Steps 1 – 4 are already prepared for you and executed in the background. Below, you can execute the code block for Steps 5 – 10 from the 10-Step Tuning template.

In Step 5, the hyper-parameter values that are tried out are determined in the parameter grid. We encourage you to experiment with these values.

In Step 6, ten folds are chosen for Cross-Validation. You may change v=10 to a lower value to speed up the tuning process.

Step 7 tunes the workflow model. Note that the command doParallel::registerDoParallel() prepares the tuning for parallelization. It is essential to install the doParallel package before you tune. Otherwise, R will throw an error. After tuning is completed, the autoplot command will visualize the Cross-Validation performance for all chosen hyper-parameter combinations.

In Step 8, the hyper-parameters that performed best with the Cross-Validation folds are chosen to use them in a final model in Step 9.

This best model is then evaluated based on the testing data in Step 10.

After you load the code below into RStudio (see the info box at the beginning of this section), we recommend to Run the Document in a browser without any changes. Afterward, evaluate the diagram generated by autoplot(), change the hyper-parameter values in Step 5 accordingly, and execute the code block again.

# Step 5 - Create a Hyper-Parameter Grid
set.seed(2021)
ParGridVax=expand.grid(tree_depth=c(1, 2, 5, 10, 15), 
                       trees=c(5, 10, 15, 50, 100))
  
# Step 6 - Create Resamples for Cross-Validation:
FoldsVax=DataTrain |>
          vfold_cv(v=10, strata=PercVacFull, breaks=5)

# Step 7 - Tune the Workflow and Train All Models:
# Make sure the doParallel package is installed!!!
doParallel::registerDoParallel() 

set.seed(2021)
StartTime=Sys.time()
TuneResultsVax=tune_grid(WfModelVax,
                         resamples=FoldsVax,
                         grid=ParGridVax,
                         metrics=metric_set(mae))
RunTime=Sys.time()- StartTime

# Visualize tuning results
print("TUNING RESULTS:")
autoplot(TuneResultsVax)

# Step 8 - Extract the Best Hyper-Parameter(s):
BestParVax=select_best(TuneResultsVax, metric="mae")

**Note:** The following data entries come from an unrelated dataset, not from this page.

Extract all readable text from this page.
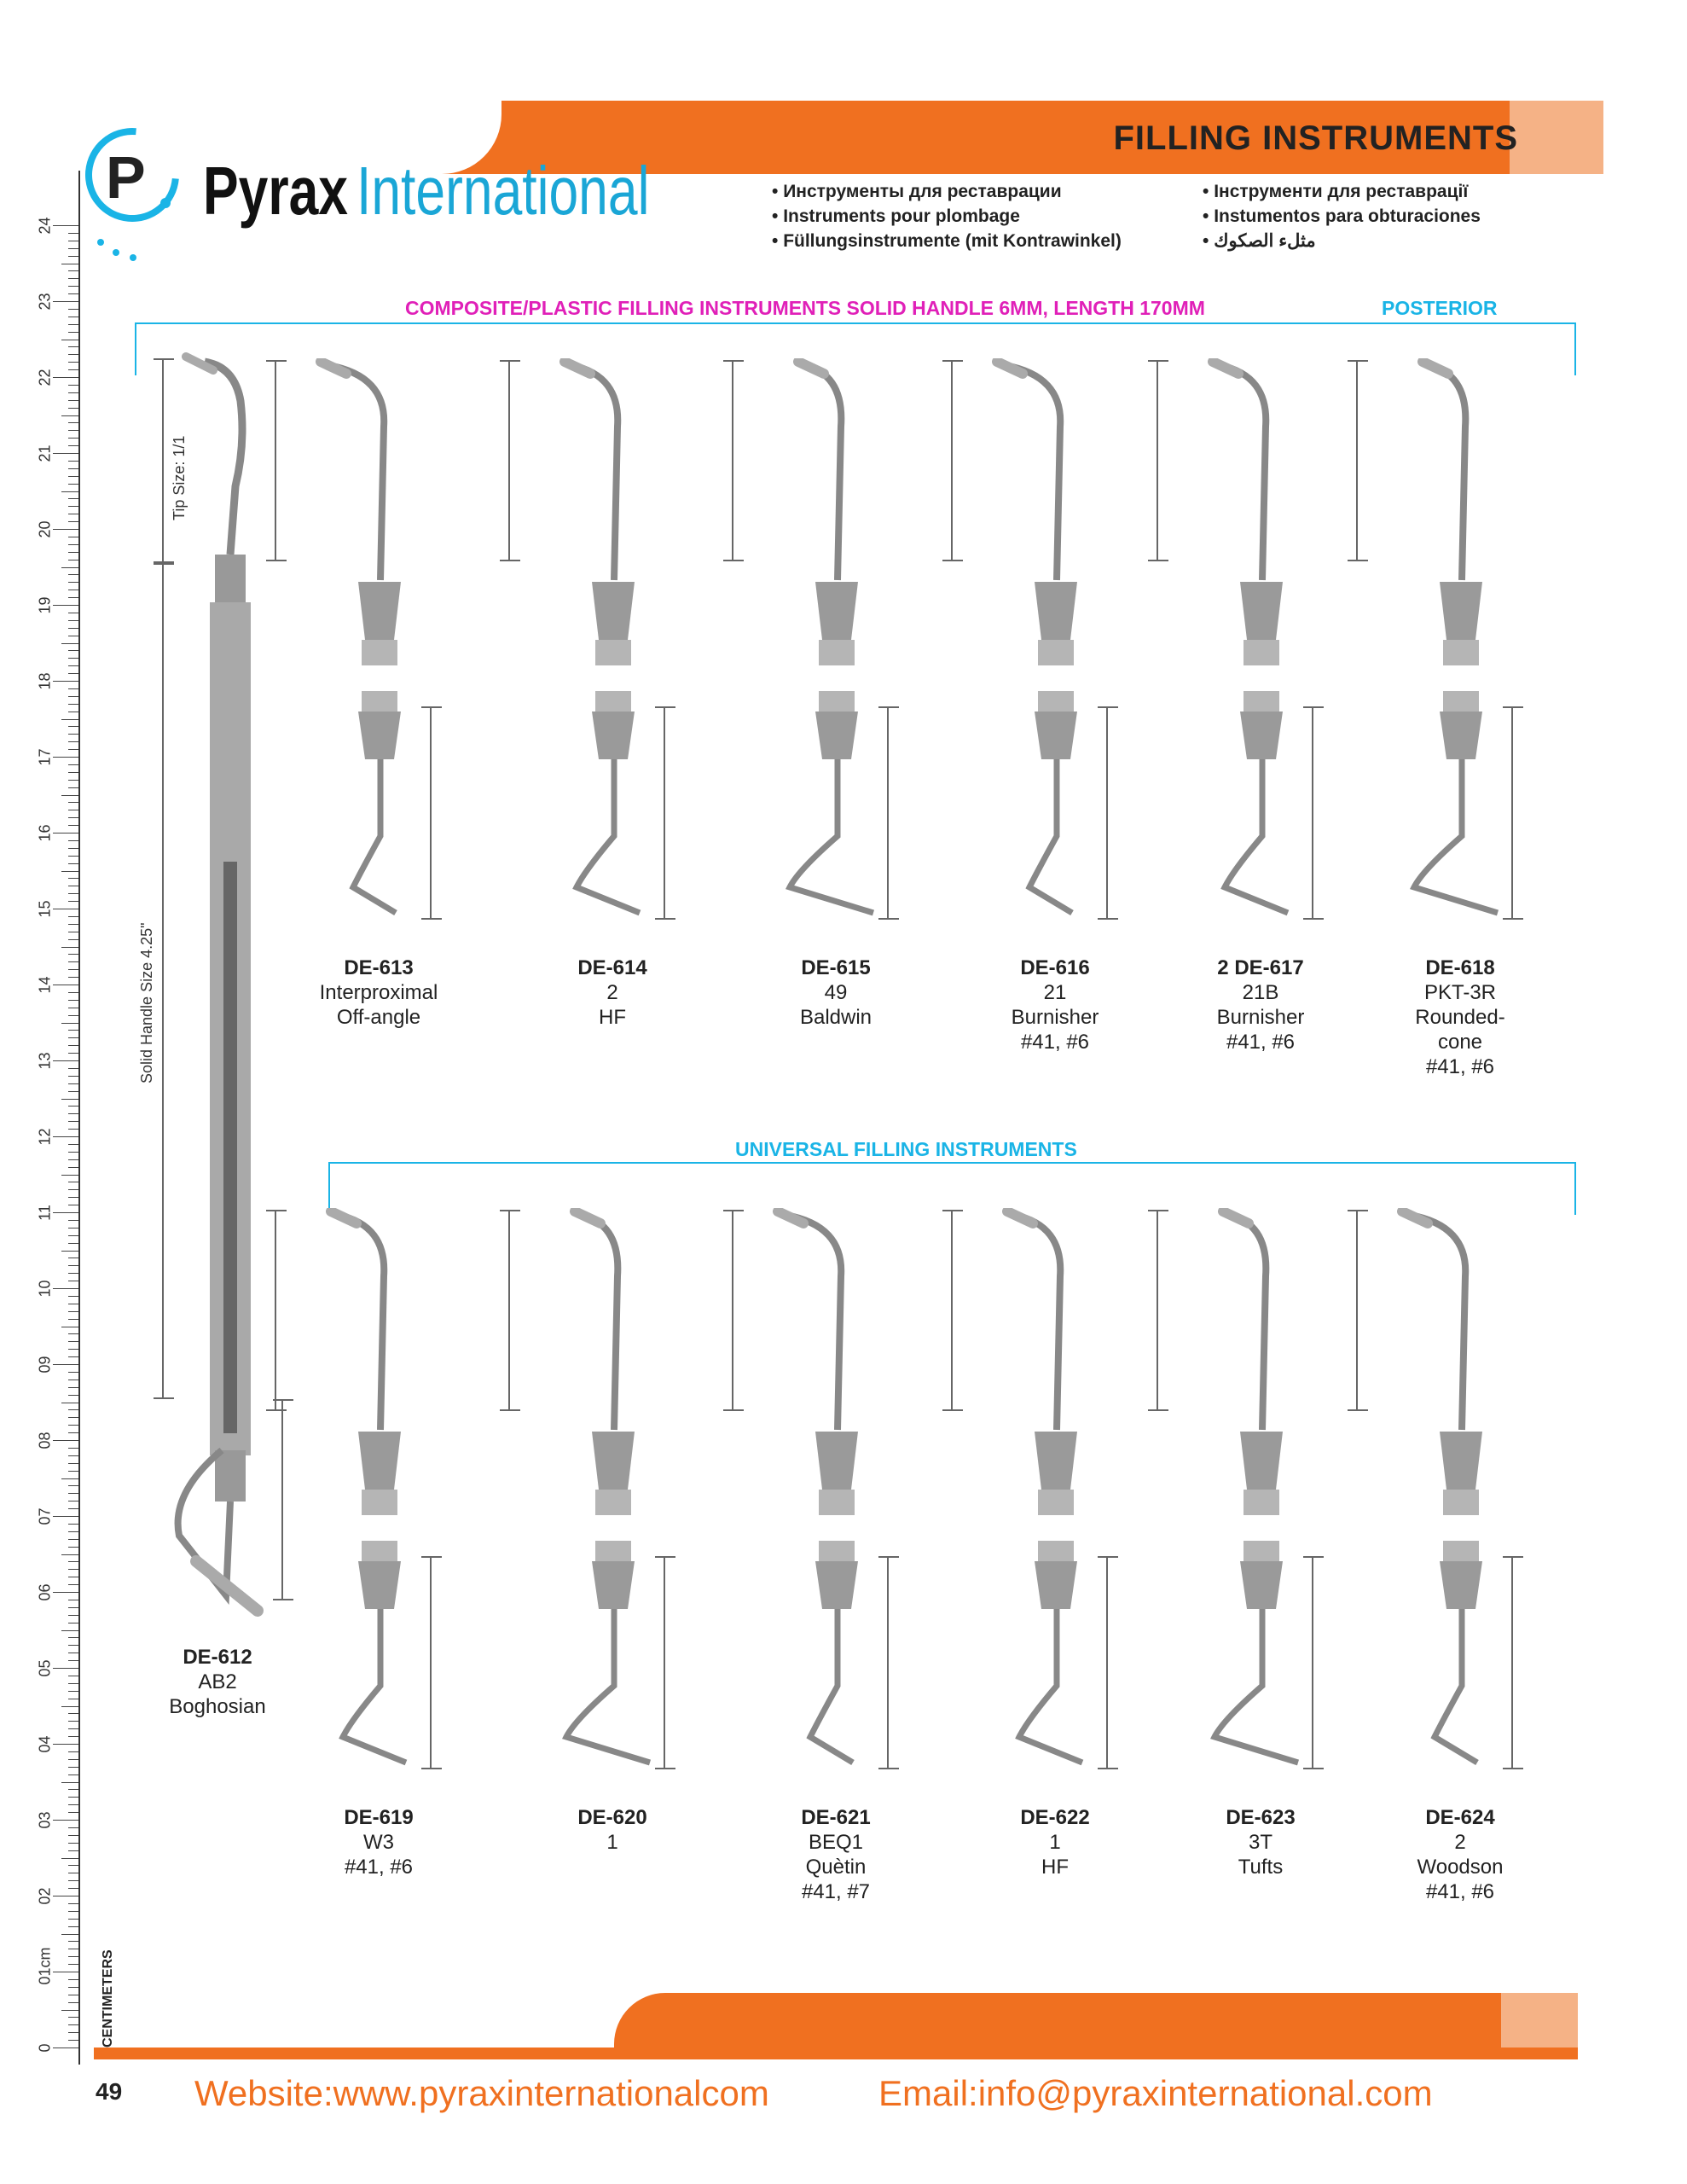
FILLING INSTRUMENTS
P Pyrax International	• Инструменты для реставрации
• Instruments pour plombage
• Füllungsinstrumente (mit Kontrawinkel)
• Інструменти для реставрації
• Instumentos para obturaciones
• مثلء الصكوك
COMPOSITE/PLASTIC FILLING INSTRUMENTS SOLID HANDLE 6MM, LENGTH 170MM	POSTERIOR
UNIVERSAL FILLING INSTRUMENTS
24
23
22
21
20
19
18
17
16
15
14
13
12
11
10
09
08
07
06
05
04
03
02
01cm
0
CENTIMETERS
Tip Size: 1/1
Solid Handle Size 4.25"
DE-612
AB2
Boghosian
DE-613
Interproximal
Off-angle
DE-614
2
HF
DE-615
49
Baldwin
DE-616
21
Burnisher
#41, #6
2 DE-617
21B
Burnisher
#41, #6
DE-618
PKT-3R
Rounded-
cone
#41, #6
DE-619
W3
#41, #6
DE-620
1
DE-621
BEQ1
Quètin
#41, #7
DE-622
1
HF
DE-623
3T
Tufts
DE-624
2
Woodson
#41, #6
49 Website:www.pyraxinternationalcom	Email:info@pyraxinternational.com
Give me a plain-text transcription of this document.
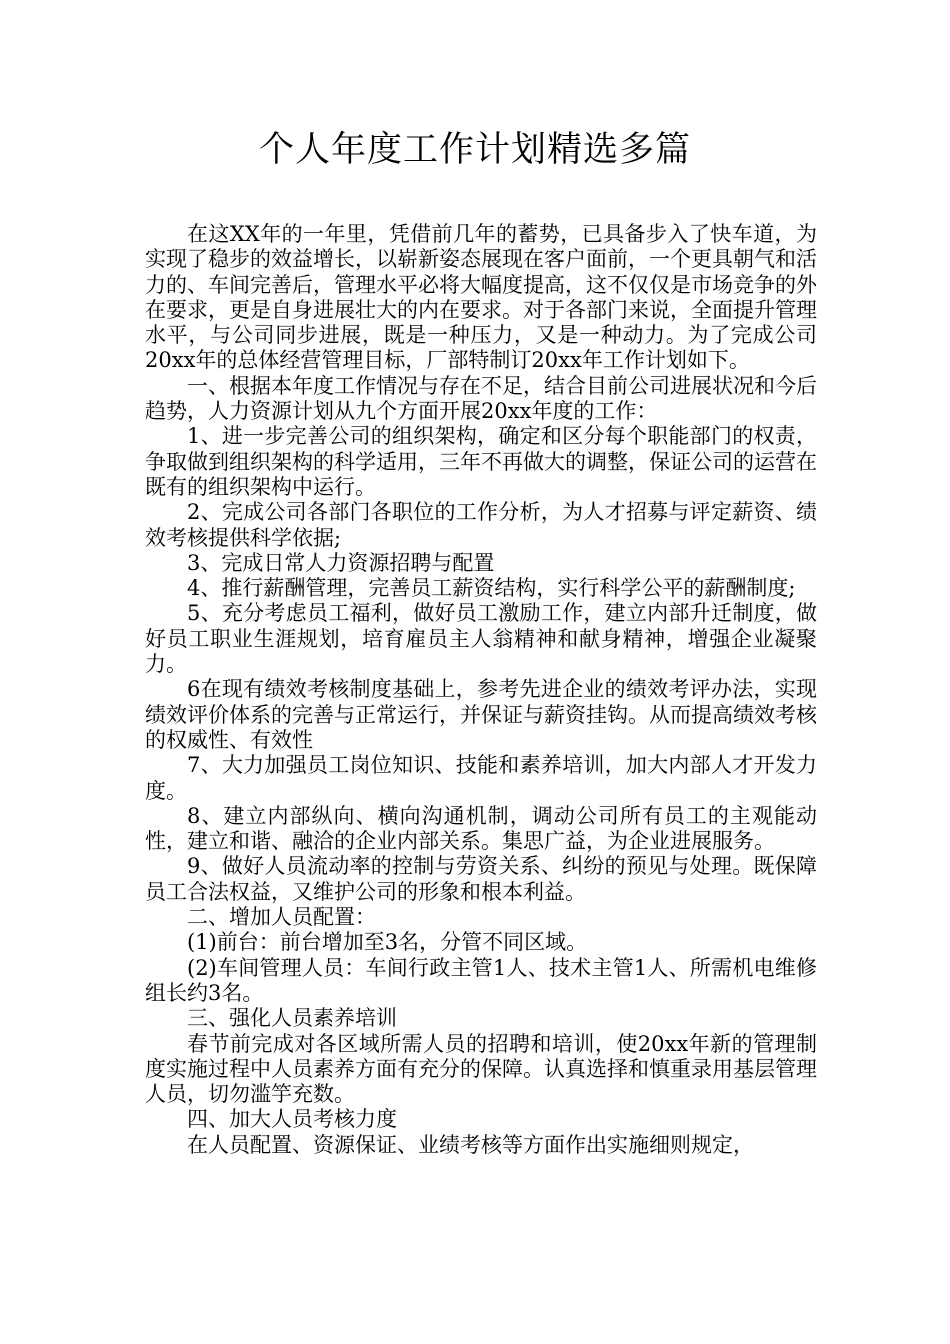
个人年度工作计划精选多篇

在这XX年的一年里，凭借前几年的蓄势，已具备步入了快车道，为实现了稳步的效益增长，以崭新姿态展现在客户面前，一个更具朝气和活力的、车间完善后，管理水平必将大幅度提高，这不仅仅是市场竞争的外在要求，更是自身进展壮大的内在要求。对于各部门来说，全面提升管理水平，与公司同步进展，既是一种压力，又是一种动力。为了完成公司20xx年的总体经营管理目标，厂部特制订20xx年工作计划如下。

一、根据本年度工作情况与存在不足，结合目前公司进展状况和今后趋势，人力资源计划从九个方面开展20xx年度的工作：

1、进一步完善公司的组织架构，确定和区分每个职能部门的权责，争取做到组织架构的科学适用，三年不再做大的调整，保证公司的运营在既有的组织架构中运行。

2、完成公司各部门各职位的工作分析，为人才招募与评定薪资、绩效考核提供科学依据;

3、完成日常人力资源招聘与配置

4、推行薪酬管理，完善员工薪资结构，实行科学公平的薪酬制度;

5、充分考虑员工福利，做好员工激励工作，建立内部升迁制度，做好员工职业生涯规划，培育雇员主人翁精神和献身精神，增强企业凝聚力。

6在现有绩效考核制度基础上，参考先进企业的绩效考评办法，实现绩效评价体系的完善与正常运行，并保证与薪资挂钩。从而提高绩效考核的权威性、有效性

7、大力加强员工岗位知识、技能和素养培训，加大内部人才开发力度。

8、建立内部纵向、横向沟通机制，调动公司所有员工的主观能动性，建立和谐、融洽的企业内部关系。集思广益，为企业进展服务。

9、做好人员流动率的控制与劳资关系、纠纷的预见与处理。既保障员工合法权益，又维护公司的形象和根本利益。

二、增加人员配置：

(1)前台：前台增加至3名，分管不同区域。

(2)车间管理人员：车间行政主管1人、技术主管1人、所需机电维修组长约3名。

三、强化人员素养培训

春节前完成对各区域所需人员的招聘和培训，使20xx年新的管理制度实施过程中人员素养方面有充分的保障。认真选择和慎重录用基层管理人员，切勿滥竽充数。

四、加大人员考核力度

在人员配置、资源保证、业绩考核等方面作出实施细则规定，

# Step 9 - Finalize and Train the Best Workflow Model:
set.seed(2021)
BestWFModelVax=finalize_workflow(WfModelVax, BestParVax) |> 
               fit(DataTrain)

# Step 10 - Assess Prediction Quality Based on the Testing Data:
DataTestWithPred=augment(BestWFModelVax, new_data=DataTest)
MetricsBestModel=metrics(DataTestWithPred, truth=PercVacFull, 
                         estimate=.pred)

# Print computation time
print("TUNING TIME:") 
print(RunTime)

# Best parameters from tuning
print("BEST PARAMETERS:")
print(BestParVax)

# Print metrics for best model
print("TESTING DATA METRICS BEST MODEL:")
print(MetricsBestModel)

When you execute the code block above unchanged in RStudio, your results should be similar to the ones below.

Figure 10.3 shows a visualization for the predictive performance for all tried out hyper-parameter values based on Cross-Validation.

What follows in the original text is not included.